From: Sant Pere de Ribes, Spain
Gary Grigsby's World at War is exactly what he is after. You can play at least half the war in a couple of hours. I, personally, haven't played it much since my initial look into it for the very same reasons it would appeal to him. For me, it is too simple and the war goes by too fast. I started playing UV again last weekend and am leaning heavily toward picking up WiP soon to satisfy my need for an ultradetailed ultragrog grand strategic game, but for someone looking for a streamlined, fast paced grand strategic game WaW fits the bill completely.
First of all, thanks to everyone who has posted helpful suggestions here while I've been sleeping and working!
I already have Grigsby's World at War, I bought it in April 2005, and after a little experimentation I succeeded in playing a full game of it, which took me a whole morning. I mentioned to my diary at the time that it seemed "very complicated" -- this is a game whose manual runs to some 115 pages, so I don't see how anyone could call it simple! (A simple game, in case you want to know, would have a manual of one to four pages, like the early Avalon Hill board wargames.)

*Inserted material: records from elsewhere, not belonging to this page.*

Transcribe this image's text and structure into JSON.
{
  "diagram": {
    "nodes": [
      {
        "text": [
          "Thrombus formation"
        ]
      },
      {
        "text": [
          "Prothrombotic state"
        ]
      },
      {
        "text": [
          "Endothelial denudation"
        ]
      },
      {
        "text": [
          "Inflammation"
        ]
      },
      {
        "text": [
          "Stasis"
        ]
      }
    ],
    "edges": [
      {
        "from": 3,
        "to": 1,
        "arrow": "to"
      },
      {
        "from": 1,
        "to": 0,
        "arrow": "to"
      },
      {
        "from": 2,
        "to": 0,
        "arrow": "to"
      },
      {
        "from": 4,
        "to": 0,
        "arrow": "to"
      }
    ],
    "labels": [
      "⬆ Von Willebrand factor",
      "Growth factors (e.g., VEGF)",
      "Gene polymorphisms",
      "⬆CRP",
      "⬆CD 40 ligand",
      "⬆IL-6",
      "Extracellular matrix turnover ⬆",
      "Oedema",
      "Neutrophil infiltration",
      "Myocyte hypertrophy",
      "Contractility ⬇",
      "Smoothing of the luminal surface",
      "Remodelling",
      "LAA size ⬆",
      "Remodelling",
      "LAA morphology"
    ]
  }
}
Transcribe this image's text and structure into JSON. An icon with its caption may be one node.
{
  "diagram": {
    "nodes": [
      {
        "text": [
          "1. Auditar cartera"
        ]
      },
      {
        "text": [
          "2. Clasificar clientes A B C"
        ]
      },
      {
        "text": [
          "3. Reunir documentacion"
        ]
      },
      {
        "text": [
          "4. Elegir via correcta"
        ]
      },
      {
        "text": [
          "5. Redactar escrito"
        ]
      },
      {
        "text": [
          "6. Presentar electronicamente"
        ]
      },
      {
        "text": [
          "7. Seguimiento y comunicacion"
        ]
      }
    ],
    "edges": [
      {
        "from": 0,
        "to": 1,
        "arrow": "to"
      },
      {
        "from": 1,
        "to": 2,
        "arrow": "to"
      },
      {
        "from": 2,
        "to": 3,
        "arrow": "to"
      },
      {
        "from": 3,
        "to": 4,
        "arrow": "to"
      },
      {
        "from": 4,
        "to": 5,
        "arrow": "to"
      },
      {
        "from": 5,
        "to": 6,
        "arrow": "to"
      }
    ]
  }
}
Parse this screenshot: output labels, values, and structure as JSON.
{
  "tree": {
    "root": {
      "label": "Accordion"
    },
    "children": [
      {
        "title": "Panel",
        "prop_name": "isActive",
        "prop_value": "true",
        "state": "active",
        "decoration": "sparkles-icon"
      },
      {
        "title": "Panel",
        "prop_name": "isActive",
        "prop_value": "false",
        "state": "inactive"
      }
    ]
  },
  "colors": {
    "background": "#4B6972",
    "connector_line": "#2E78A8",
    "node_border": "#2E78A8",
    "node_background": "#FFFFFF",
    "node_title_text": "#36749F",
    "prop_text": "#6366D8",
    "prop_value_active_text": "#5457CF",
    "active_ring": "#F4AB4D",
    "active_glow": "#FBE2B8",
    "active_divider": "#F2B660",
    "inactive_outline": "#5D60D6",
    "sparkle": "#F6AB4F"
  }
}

True, the playing time isn't excessive compared to a lot of other games, especially considering that it represents the whole Second World War; but I'm afraid the game totally failed to grab me, and I've never felt the urge to play it again. This is basically a subjective reaction, but I can find a few reasons:
1. The map doesn't give you much idea of what's going on. First, the screen is a distressingly small window on the world, and I failed to get much idea of the big picture by scrolling around. Second, even within a small area the map doesn't clearly show you what forces you've got in each region. As a visual device for assessing the game situation, the map seemed pretty non-functional to me.
2. The economic side of the game, the production queue, etc., seemed both complicated and unappealing -- and takes place off the map entirely.
3. I realized that I have a good reason for normally avoiding the Second World War and other 20th-century conflicts: the situation is inherently complicated, both strategically and tactically, and there's probably no way of making a simple game out of it, unless you abandon all hope of simulating reality and play it as a Risk variant.